La ville a connu, économiquement, des hauts et des bas, mais reste un bassin d'emploi important, la communauté de communes offrant actuellement 5 300 emplois pour 16 000 habitants.

Avant les années 80, la ville était fortement impactée par la circulation sur la Nationale 83 qui la traverse en enjambant la Thur. La circulation piétonne était particulièrement risquée, la pollution routière importante. Mais surtout, de 1985 à 1992, les usines textiles ont fermé les unes après les autres. Il a donc fallu trouver un moyen pour réconcilier les habitants avec leur ville et leur rivière, et redynamiser l'économie locale. Ce sera fait grâce à l'aménagement d'une zone d'aménagement concertée (ZAC), au coeur de laquelle a été créé un jardin novateur, le parc des Rives de la Thur.

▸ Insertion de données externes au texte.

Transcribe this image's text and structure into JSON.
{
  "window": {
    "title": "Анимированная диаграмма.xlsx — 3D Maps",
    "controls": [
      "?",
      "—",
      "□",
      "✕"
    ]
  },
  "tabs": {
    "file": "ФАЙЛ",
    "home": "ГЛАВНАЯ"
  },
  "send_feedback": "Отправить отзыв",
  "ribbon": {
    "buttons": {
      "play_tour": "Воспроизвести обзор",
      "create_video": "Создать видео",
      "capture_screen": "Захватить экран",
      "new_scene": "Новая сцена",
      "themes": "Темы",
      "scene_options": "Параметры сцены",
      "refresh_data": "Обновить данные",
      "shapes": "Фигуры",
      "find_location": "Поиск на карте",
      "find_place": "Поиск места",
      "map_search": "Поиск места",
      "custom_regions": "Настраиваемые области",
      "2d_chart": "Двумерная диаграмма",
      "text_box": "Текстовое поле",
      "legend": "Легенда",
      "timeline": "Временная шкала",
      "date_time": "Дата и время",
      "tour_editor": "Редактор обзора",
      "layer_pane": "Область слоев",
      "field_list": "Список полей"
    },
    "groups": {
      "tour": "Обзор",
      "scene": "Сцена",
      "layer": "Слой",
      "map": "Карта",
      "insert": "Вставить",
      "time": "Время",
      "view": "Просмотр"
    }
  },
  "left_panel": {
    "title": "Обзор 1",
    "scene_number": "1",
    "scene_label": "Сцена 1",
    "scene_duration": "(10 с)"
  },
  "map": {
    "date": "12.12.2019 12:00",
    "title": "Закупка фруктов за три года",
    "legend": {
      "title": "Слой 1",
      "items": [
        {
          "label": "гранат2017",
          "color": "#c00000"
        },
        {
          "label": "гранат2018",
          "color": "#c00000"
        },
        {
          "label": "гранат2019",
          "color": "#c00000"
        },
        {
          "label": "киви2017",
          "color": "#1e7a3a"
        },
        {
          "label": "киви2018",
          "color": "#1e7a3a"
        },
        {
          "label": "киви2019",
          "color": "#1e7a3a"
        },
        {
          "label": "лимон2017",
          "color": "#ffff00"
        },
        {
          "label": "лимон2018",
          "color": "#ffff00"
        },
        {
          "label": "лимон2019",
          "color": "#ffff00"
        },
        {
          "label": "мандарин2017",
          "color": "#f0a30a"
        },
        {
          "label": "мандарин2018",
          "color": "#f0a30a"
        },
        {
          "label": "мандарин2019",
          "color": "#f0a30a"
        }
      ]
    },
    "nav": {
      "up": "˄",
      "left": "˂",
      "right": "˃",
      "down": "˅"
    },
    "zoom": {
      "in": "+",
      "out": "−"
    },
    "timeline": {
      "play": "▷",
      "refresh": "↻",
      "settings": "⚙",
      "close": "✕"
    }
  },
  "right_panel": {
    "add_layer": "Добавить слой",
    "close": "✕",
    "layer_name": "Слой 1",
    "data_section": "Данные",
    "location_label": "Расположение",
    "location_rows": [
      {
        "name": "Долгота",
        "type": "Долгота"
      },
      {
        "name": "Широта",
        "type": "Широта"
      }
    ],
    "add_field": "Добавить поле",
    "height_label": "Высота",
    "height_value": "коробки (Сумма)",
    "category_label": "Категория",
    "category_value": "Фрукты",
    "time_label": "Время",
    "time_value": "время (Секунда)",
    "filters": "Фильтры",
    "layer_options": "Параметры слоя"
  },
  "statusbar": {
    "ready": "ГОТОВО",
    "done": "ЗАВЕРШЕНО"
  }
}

La ville disposait, en 1990, d'un atout appréciable : d'importantes réserves foncières entièrement maîtrisées par la commune. Dès 1995, l'équipe municipale décide donc de mettre en oeuvre son projet urbain destiné à accélérer sa stratégie de développement. Le projet de ZAC, alors en attente, est entièrement repris. Cette zone est le « fruit d'une politique de développement urbain volontariste, audacieuse et innovante, plaçant la qualité de vie et le développement durable au centre de l'action publique », précise Jean-Paul Omeyer. « L'idée directrice de ce projet de ZAC était de créer un parc urbain pour dompter les caprices de la rivière et de l'économie ! »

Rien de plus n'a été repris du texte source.